Work Text:
Às vezes, quando Bill saia de seu trabalho na cantina da faculdade, de noite, ela passava pelo Doutor deitado na grama usando seus óculos escuros olhando na direção do céu, que naquela noite, estava particularmente estrelado.
Bill se aproxima. Andava inquieta desde que quase morrera naquela estação espacial por falta de oxigênio.
- Oi, Doutor!
- Ah, oi, Bill.
- Huum... - ela tenta pensar em alguma coisa para falar mas ele toma a frente.
- Como tá indo na procura de uma nova casa pra rachar?

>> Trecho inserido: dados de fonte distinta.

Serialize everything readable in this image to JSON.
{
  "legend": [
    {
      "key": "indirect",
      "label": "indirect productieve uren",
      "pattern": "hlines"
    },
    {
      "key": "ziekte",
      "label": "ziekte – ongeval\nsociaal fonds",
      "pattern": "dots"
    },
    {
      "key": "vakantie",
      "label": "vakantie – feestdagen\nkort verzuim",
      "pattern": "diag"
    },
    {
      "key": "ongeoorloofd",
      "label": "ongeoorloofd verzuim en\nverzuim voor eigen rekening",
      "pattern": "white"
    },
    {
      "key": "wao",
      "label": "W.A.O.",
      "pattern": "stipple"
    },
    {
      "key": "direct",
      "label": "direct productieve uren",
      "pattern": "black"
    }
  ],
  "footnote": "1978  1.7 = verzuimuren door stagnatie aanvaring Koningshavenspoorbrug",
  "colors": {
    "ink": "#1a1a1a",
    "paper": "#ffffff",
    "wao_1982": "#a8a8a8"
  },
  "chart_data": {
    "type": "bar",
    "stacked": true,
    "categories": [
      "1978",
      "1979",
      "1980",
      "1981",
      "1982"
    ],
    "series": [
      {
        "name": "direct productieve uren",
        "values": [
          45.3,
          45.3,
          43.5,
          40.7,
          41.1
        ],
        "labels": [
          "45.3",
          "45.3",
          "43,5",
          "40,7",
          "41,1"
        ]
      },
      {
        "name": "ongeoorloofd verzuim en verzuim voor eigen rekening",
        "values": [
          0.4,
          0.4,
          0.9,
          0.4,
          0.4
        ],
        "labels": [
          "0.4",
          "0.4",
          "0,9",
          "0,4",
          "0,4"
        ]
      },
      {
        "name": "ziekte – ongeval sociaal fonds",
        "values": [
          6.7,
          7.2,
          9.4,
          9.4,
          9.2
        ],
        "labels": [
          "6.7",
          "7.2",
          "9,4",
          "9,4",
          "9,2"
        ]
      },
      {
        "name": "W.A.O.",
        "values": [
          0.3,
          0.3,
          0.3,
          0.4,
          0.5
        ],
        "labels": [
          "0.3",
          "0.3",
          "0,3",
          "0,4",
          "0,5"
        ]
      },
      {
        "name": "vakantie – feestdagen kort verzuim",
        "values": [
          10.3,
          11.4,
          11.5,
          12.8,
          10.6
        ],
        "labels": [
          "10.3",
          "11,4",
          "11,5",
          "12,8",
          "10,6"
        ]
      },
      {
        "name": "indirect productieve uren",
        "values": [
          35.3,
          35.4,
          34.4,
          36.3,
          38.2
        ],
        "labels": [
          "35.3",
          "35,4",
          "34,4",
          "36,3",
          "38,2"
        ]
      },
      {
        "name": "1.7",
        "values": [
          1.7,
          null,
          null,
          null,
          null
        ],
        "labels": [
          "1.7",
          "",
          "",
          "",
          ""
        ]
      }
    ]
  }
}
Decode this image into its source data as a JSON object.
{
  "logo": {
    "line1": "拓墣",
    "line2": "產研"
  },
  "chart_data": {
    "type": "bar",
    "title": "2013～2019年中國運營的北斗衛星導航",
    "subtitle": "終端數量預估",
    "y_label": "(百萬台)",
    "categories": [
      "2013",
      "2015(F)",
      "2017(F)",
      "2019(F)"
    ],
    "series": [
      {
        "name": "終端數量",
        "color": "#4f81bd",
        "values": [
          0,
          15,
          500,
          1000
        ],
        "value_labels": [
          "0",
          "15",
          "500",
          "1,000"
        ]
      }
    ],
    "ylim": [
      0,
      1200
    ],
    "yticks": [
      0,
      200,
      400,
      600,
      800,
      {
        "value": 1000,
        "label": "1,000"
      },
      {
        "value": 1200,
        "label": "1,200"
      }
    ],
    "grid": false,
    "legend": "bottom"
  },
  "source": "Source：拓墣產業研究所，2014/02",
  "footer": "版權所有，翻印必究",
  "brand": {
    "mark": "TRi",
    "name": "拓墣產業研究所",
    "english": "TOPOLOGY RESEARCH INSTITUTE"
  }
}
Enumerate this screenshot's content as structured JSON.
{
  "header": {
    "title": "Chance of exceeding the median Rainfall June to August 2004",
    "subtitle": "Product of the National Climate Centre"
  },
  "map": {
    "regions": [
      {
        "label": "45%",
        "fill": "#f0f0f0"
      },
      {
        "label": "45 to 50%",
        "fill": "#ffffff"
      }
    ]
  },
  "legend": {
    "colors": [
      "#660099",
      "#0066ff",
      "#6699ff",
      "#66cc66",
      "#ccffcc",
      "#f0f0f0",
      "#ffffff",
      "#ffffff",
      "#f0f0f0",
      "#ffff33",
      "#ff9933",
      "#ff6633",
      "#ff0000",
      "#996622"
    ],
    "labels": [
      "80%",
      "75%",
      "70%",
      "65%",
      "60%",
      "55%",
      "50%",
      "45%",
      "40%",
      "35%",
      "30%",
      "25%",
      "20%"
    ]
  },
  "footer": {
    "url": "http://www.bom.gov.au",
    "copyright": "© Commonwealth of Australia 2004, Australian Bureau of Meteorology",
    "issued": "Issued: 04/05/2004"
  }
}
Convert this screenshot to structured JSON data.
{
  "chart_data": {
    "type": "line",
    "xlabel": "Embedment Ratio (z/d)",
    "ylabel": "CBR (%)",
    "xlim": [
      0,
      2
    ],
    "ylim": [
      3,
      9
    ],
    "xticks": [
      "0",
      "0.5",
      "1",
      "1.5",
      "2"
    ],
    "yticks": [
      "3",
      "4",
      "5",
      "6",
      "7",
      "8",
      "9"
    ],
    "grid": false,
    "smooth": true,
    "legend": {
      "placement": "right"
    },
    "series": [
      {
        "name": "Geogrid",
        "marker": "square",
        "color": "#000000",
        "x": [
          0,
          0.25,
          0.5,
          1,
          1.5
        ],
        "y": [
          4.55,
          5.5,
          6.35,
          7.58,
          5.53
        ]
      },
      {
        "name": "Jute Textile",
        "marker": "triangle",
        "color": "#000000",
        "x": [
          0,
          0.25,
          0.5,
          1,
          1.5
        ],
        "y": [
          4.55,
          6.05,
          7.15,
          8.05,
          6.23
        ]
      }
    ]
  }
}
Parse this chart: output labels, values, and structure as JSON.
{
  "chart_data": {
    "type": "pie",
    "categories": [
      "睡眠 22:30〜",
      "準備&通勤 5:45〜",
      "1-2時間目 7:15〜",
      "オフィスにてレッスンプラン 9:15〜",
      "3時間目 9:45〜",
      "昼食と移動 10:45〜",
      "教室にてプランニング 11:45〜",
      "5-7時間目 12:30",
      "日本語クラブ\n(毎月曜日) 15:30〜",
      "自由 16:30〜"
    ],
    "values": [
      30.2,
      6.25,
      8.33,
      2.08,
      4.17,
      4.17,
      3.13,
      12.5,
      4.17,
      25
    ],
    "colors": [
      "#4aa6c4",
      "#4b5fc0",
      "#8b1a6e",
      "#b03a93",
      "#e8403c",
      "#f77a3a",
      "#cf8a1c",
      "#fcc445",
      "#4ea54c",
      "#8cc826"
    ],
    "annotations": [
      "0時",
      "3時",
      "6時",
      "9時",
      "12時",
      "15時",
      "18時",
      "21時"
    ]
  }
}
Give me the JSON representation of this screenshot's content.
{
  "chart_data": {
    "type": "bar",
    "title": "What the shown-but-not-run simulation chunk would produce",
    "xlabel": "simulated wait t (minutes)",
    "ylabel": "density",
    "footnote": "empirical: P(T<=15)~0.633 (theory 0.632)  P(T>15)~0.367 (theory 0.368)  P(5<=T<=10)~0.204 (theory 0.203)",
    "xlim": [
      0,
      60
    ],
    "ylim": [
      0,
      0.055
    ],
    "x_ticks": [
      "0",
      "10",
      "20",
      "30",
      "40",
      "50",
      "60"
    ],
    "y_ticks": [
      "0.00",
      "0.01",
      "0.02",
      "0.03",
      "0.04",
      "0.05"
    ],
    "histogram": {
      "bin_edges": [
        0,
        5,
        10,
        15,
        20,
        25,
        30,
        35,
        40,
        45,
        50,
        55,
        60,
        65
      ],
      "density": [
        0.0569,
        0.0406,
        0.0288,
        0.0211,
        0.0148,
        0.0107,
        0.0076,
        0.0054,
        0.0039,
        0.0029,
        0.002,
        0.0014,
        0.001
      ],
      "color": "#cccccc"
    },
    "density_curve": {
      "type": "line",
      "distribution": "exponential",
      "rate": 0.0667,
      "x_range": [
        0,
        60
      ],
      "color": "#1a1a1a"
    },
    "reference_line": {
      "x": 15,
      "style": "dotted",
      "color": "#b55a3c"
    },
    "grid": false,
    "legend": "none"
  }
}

Bill se senta ao seu lado e tira a mochila das costas.
- O pessoal meio que desistiu de dividir casa depois do incidente da moça de madeira. Tô pensando em procurar um lugar pra morar sozinha que dê pra cobrir com o dinheiro que recebo da cozinha.
- Isso é bom também.
Houve um momento de silêncio. A noite exalava um ar fresco, um pouco de calma quando a vida de Bill tornou-se tão agitada desde que a garota que estava afim virou um líquido espacial e foi viajar, quer dizer, ela também passou a viajar naquele dia. Mas era esquisito que as coisas com Heather tivessem acabado da maneira mais aleatória possível de sua vida... Bill quase conseguira daquela vez até que tudo deu errado. Não se esqueceria tão cedo daqueles olhos.
- Eu trouxe batata frita do trabalho. - falou finalmente. - Pensei em comer com a minha família mas acho que não vou conseguir aguentar até chegar lá.
O Doutor se senta e passa a mão nos cabelos volumosos brancos para tirar possíveis pedaços de grama agarrada. Os óculos sônicos detectaram um pacote de batata frita disposto em cima de uma superfície plástica. Era cada vez mais difícil e ridículo de esconder sua cegueira da Bill, apesar dos óculos sônicos serem de grande ajuda, ainda não conseguiam cobrir tarefas simples que qualquer professor universitário deveria fazer como ler artigos e outros documentos em papéis e não ajudava o fato de que ele recusou que qualquer um que não fosse o Nardole soubesse de sua recém-adquirida deficiência. Nardole que se encarregava de ler as páginas em voz alta e comunicar a ele dentre outras coisas que os óculos sônicos não eram capazes de fazer.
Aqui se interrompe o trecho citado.